French Lenders See Activity Rise Due to Bargain Prices

French lenders are seeing an increase in activity due to fantastic buying conditions in France with prices in popular regions  attracting overseas buyers and French holiday home seekers.

British people are still keen on property in France and UK based lender French Private Finance has reported that May saw the single largest increase in applications since 2007.

‘Over the course of the month we received applications from people who have signed purchase agreements for over €20 million with a further €10 million in borrowers refinancing loans or releasing equity,’ said director John Busby.

‘The increase in applications can be attributed to the fantastic buying conditions in France. The mixture of ultra low rates combined soft property prices, especially at the top end of the market, means that there are bargains to be had,’ he added.

The firm believes that French fixed rate mortgage interest rates may be set to increase following sharp rises in the 10 year government borrowing index. The TEC 10 index, which gives an indication of how much it costs the French government to borrow money for 10 years, has increased by over 0.6%, in the past month.

The TEC 10 index crashed to its lowest ever level at the beginning of last month reaching 1.67% and producing the lowest ever fixed rates on the non-resident market. Over the course of the month the TEC 10 has been increasing and now stands at 2.37%.
 
‘If we maintain these levels for more than a few months, which it seems we might as there is talk of an end to the money printing by governments, the money borrowed when the TEC 10 was at its lowest ever level will run out and the increase will have to be passed on, which at current levels of activity may not be that long,’ explained Busby.

‘Although the drop to these low rates has not been enough to revive the real estate market, it does represent a real source of oxygen for consumers and a boost to purchasing power. Renegotiating your mortgage in France now seems like a necessity for a large number of borrowers who are not hesitating  to bite the bullet,’ he added.

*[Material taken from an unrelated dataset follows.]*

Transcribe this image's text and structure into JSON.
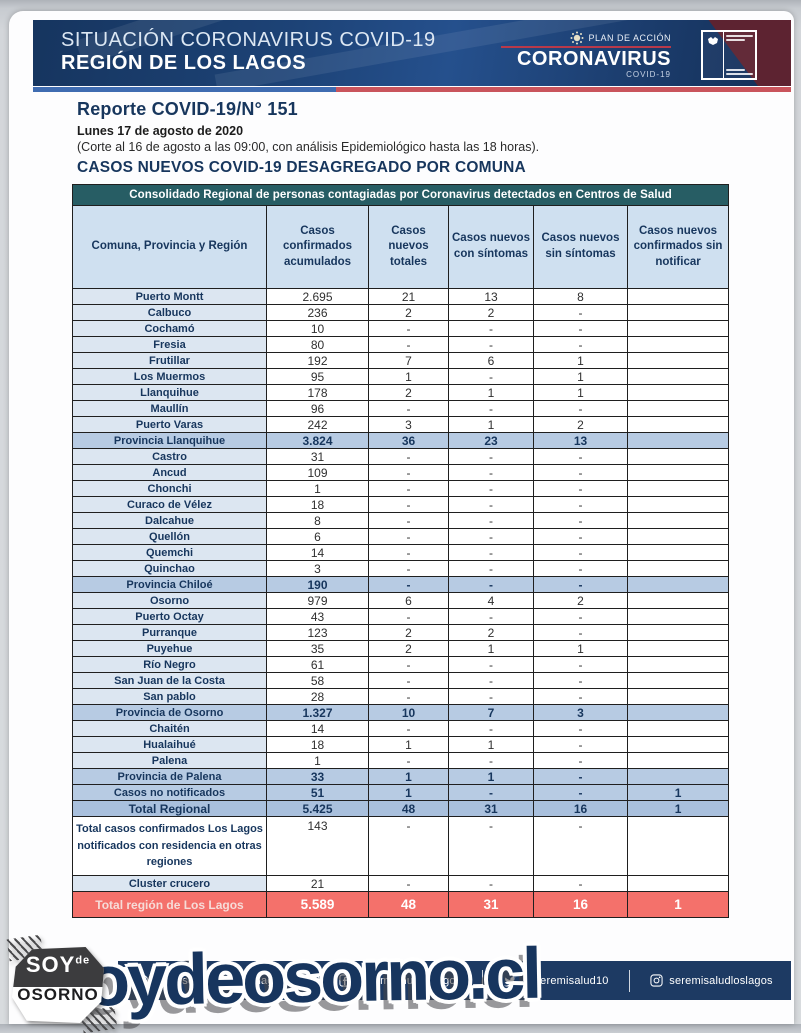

He also pointed out that re-mortgaging is a boon to those borrowers who signed up for a mortgage few years ago when rates were higher, who can now also benefit of current low level rates.
 
‘People re-financing their mortgages can use the current French mortgage best buys for normal purchase as there is no premium placed on these types of products. As there are some costs involved in re-financing a loan it is important that the loan amount is more than €100,000 and the difference between the interest rates is 1%,’ said Busby.

‘On a 20 year loan someone who lowered their interest rate by 1% over 20 years on a €100,000 loan would save in the region of €13,000. The costs for the change would be 1% for the bank and 1.5% for the mortgage registration tax so approximately a €10,000 saving after costs per €100,000 borrowed,’ he added.